Voilà un tout petit livre (90 pages) étonnant. Un entrelacement de voix, celle de Yorgos et celle d'Eugénia. Variation sur un même thème : celui de la prostitution.

Le premier, marin, fut un gros « consommateur » de prostituées ; C'est un homme bien peu avenant, de prime abord, sans une once de sensibilité. La deuxième, une prostituée pendant plus de vingt ans.
Tour à tour chacun prend la parole, témoignage intime, notamment sur leurs vécus quant à la prostitution. Ce livre, tout comme le précédent roman de Yannis Makridakis, « Au fond de la poche droite » (2018), met en lumière les similarités insoupçonnées entre les vies d'un marin et d'une prostituée.

L'alternance des prises de parole est intéressante. La langue est rude, crue, parfois vulgaire, voire raciste. Les goujateries du marin qui laissent à penser que le sort des prostituées est terrible sont à nuancer à l'aune du témoignage d'Eugénia, femme profondément libre et féministe, un caractère fort et volontaire.

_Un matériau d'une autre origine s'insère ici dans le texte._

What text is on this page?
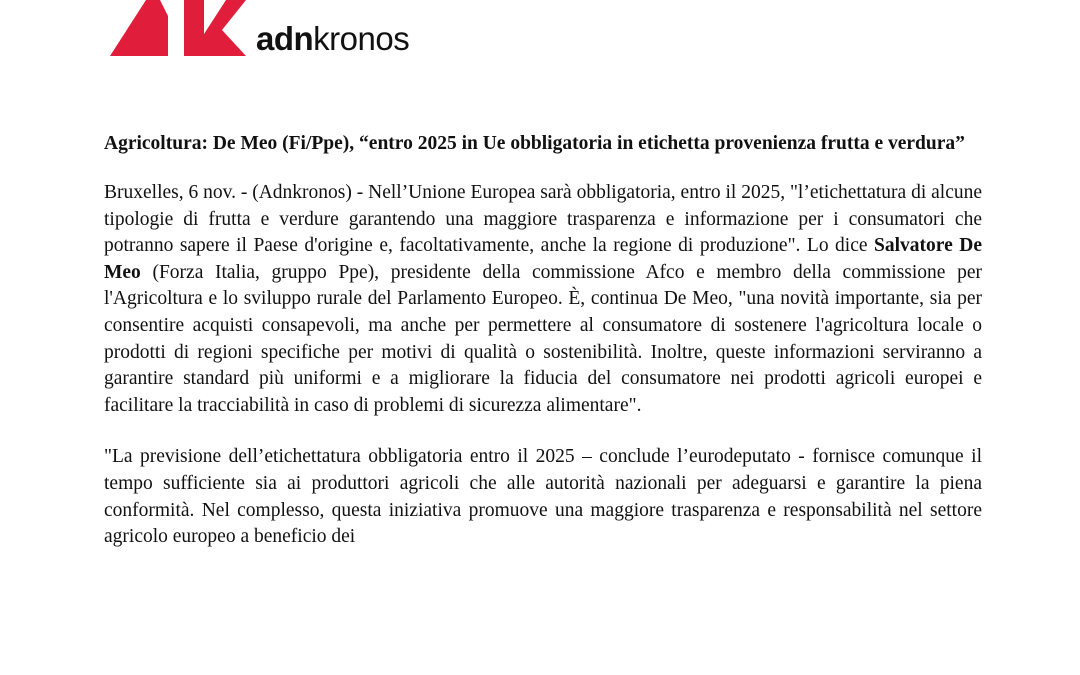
adnkronos

Agricoltura: De Meo (Fi/Ppe), “entro 2025 in Ue obbligatoria in etichetta provenienza frutta e verdura”

Bruxelles, 6 nov. - (Adnkronos) - Nell’Unione Europea sarà obbligatoria, entro il 2025, "l’etichettatura di alcune tipologie di frutta e verdure garantendo una maggiore trasparenza e informazione per i consumatori che potranno sapere il Paese d'origine e, facoltativamente, anche la regione di produzione". Lo dice Salvatore De Meo (Forza Italia, gruppo Ppe), presidente della commissione Afco e membro della commissione per l'Agricoltura e lo sviluppo rurale del Parlamento Europeo. È, continua De Meo, "una novità importante, sia per consentire acquisti consapevoli, ma anche per permettere al consumatore di sostenere l'agricoltura locale o prodotti di regioni specifiche per motivi di qualità o sostenibilità. Inoltre, queste informazioni serviranno a garantire standard più uniformi e a migliorare la fiducia del consumatore nei prodotti agricoli europei e facilitare la tracciabilità in caso di problemi di sicurezza alimentare".

"La previsione dell’etichettatura obbligatoria entro il 2025 – conclude l’eurodeputato - fornisce comunque il tempo sufficiente sia ai produttori agricoli che alle autorità nazionali per adeguarsi e garantire la piena conformità. Nel complesso, questa iniziativa promuove una maggiore trasparenza e responsabilità nel settore agricolo europeo a beneficio dei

Leur témoignage fait surtout le focus sur les années 60 et 70, décennies durant lesquelles les ports du monde entier accueillaient à bras ouverts les marins aux devises abondantes, dont le jeune Yorgos. Tels des rois. Virées nocturnes, alcool et plaisirs charnels étaient consommés à l'excès, la traversée d'après permettant pour eux de cuver. Eugénia, elle, touche une pension suite au décès de son père. Elle a toujours refusé de se marier, farouchement, car alors sa pension serait suspendue. Elle veut s'affranchir de toute dépendance à qui que ce soit et préfère vendre son corps. Pour sa liberté.

Ce livre, pourtant très court, traite, avec moult détails, de la prostitution des deux points de vue : organisation du métier, contrôle de l'hygiène des "filles" au sein des bordels, difficultés liées aux demandes des clients, à l'attachement de certains d'entre eux, à la sécurité ; mais aussi « valeur » d'une prostituée, cette femme-marchandise, peur des maladies… il fait apparaître une humanité complexe au mystère inassouvi.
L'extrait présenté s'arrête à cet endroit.